R. Onano, Le ancora chiuse figlie marine, Bologna, Book ed., 1994.

La poesia di questo nuovo libro di Onano indossa le vesti del racconto, della narrazione. L’incipit, ellitticamente costruito o meno, spesso affidato ai connettivi temporali e ai tempi verbali del caso, decolla ora dalle sorgenti dell’indeterminazione ora da quelle delle anacronie del futuro e/o del passato: «Ancora, ancora le vedo attraverso le sbarre dove mi apposto»; «Quando divenni re degli Scebili, subito dopo il sole»; «Quando avevamo nostalgia dei conti dell’oste»; «Così raccontava il buffone di corte, noi ancora/incerti a chi corrispondere, riflessivi, la proiezione». 

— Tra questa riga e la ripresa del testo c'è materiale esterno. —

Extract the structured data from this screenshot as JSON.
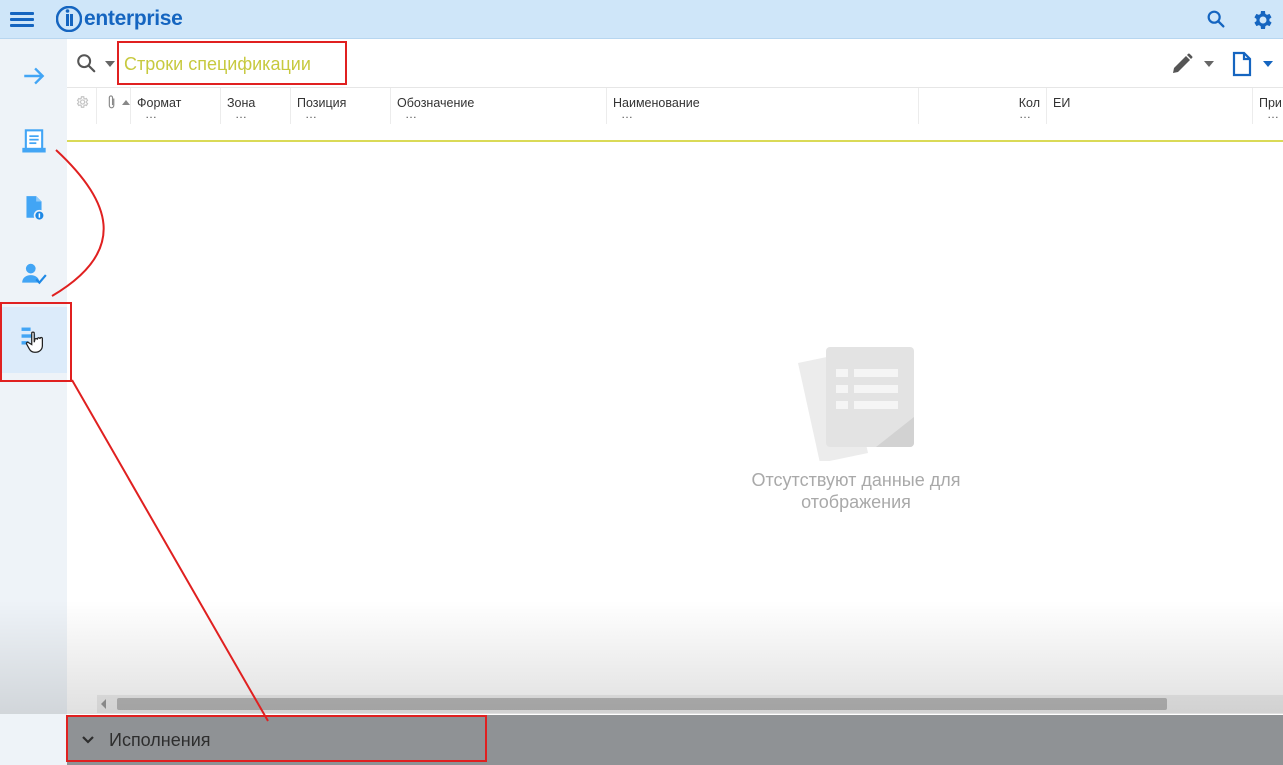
{
  "app": {
    "logo_text": "enterprise",
    "brand_color": "#1565c0"
  },
  "topbar": {
    "menu_icon": "hamburger-icon",
    "search_icon": "search-icon",
    "settings_icon": "gear-icon"
  },
  "sidebar": {
    "items": [
      {
        "icon": "arrow-right-icon",
        "active": false
      },
      {
        "icon": "document-list-icon",
        "active": false
      },
      {
        "icon": "file-info-icon",
        "active": false
      },
      {
        "icon": "user-check-icon",
        "active": false
      },
      {
        "icon": "spec-lines-icon",
        "active": true
      }
    ]
  },
  "grid": {
    "title": "Строки спецификации",
    "title_color": "#c7c93f",
    "columns": [
      {
        "label": "Формат"
      },
      {
        "label": "Зона"
      },
      {
        "label": "Позиция"
      },
      {
        "label": "Обозначение"
      },
      {
        "label": "Наименование"
      },
      {
        "label": "Кол"
      },
      {
        "label": "ЕИ"
      },
      {
        "label": "При"
      }
    ],
    "column_filter": "…",
    "empty_line1": "Отсутствуют данные для",
    "empty_line2": "отображения"
  },
  "section": {
    "label": "Исполнения"
  },
  "annotation_color": "#e02020"
}
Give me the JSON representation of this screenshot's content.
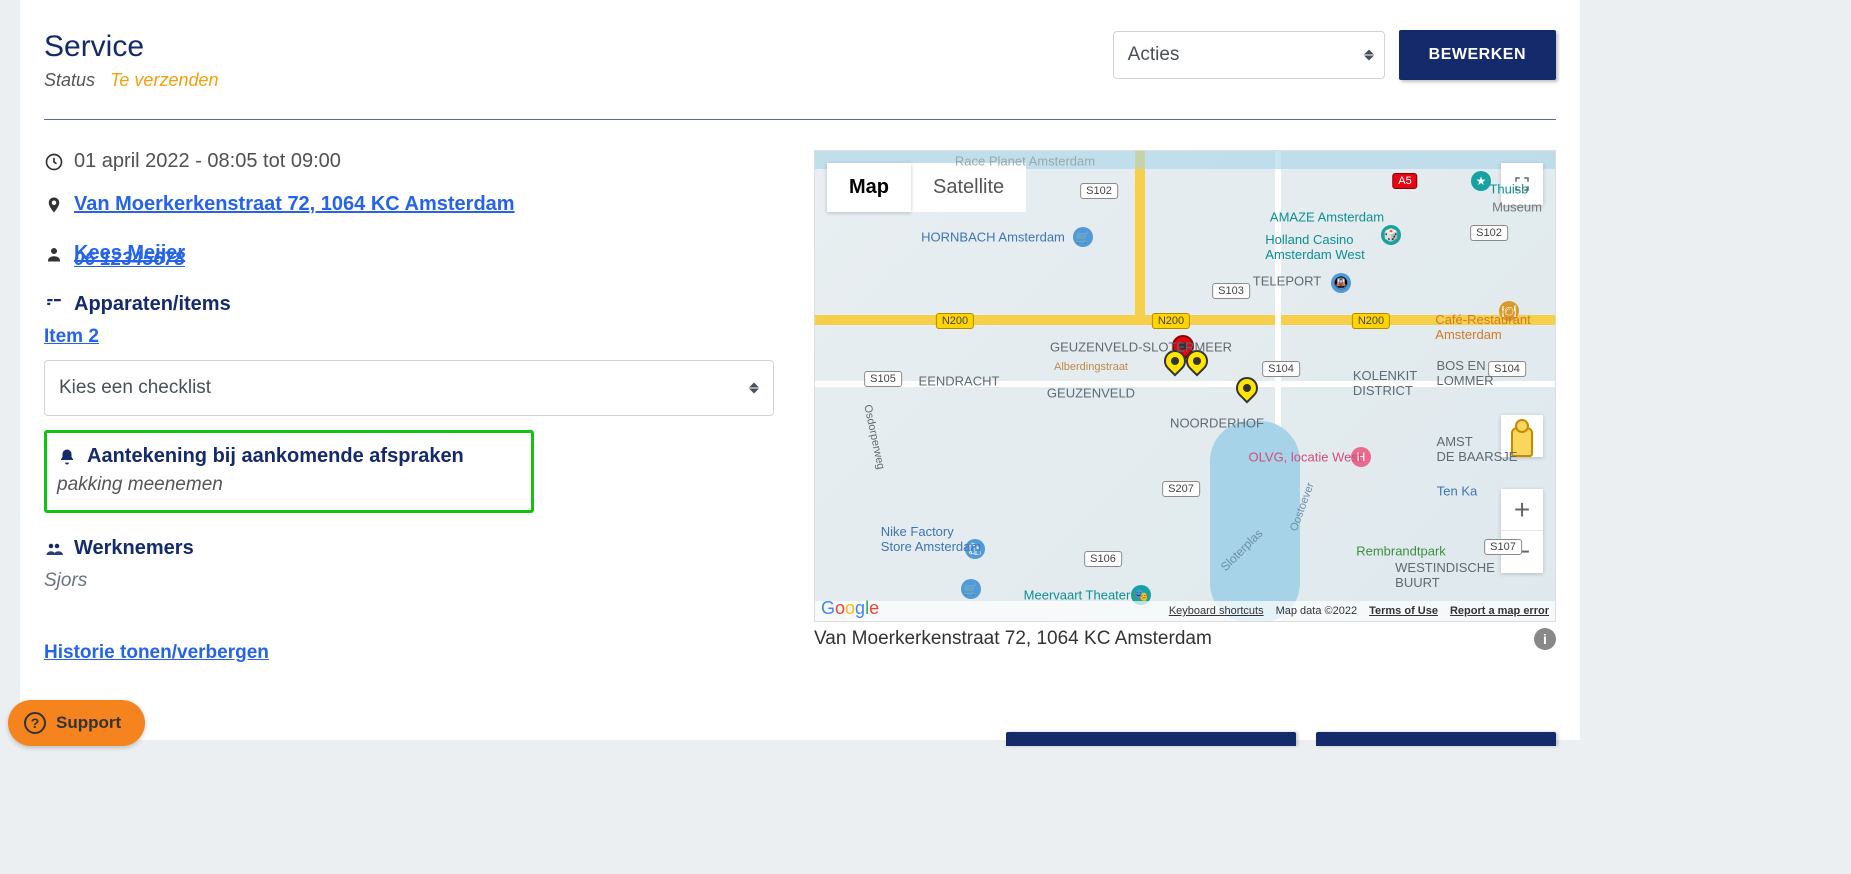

Le iterazioni retoriche e l’accento espressivo, sottolineati dalla posizione trasgressiva e di scarto sul piano sintagmatico del verso, aiutano il lettore a cogliere meglio quella “fermezza gentile” che è stata osservata dalla nota di E. Grasso che accompagna e permea il testo dei toni e delle significanze, delle “parentesi” e delle trasparenti tensioni di tutte le poesie del libro. 

Antonino Contiliano

Da “Spiragli”, anno VII, n.1, 1995, pag. 63.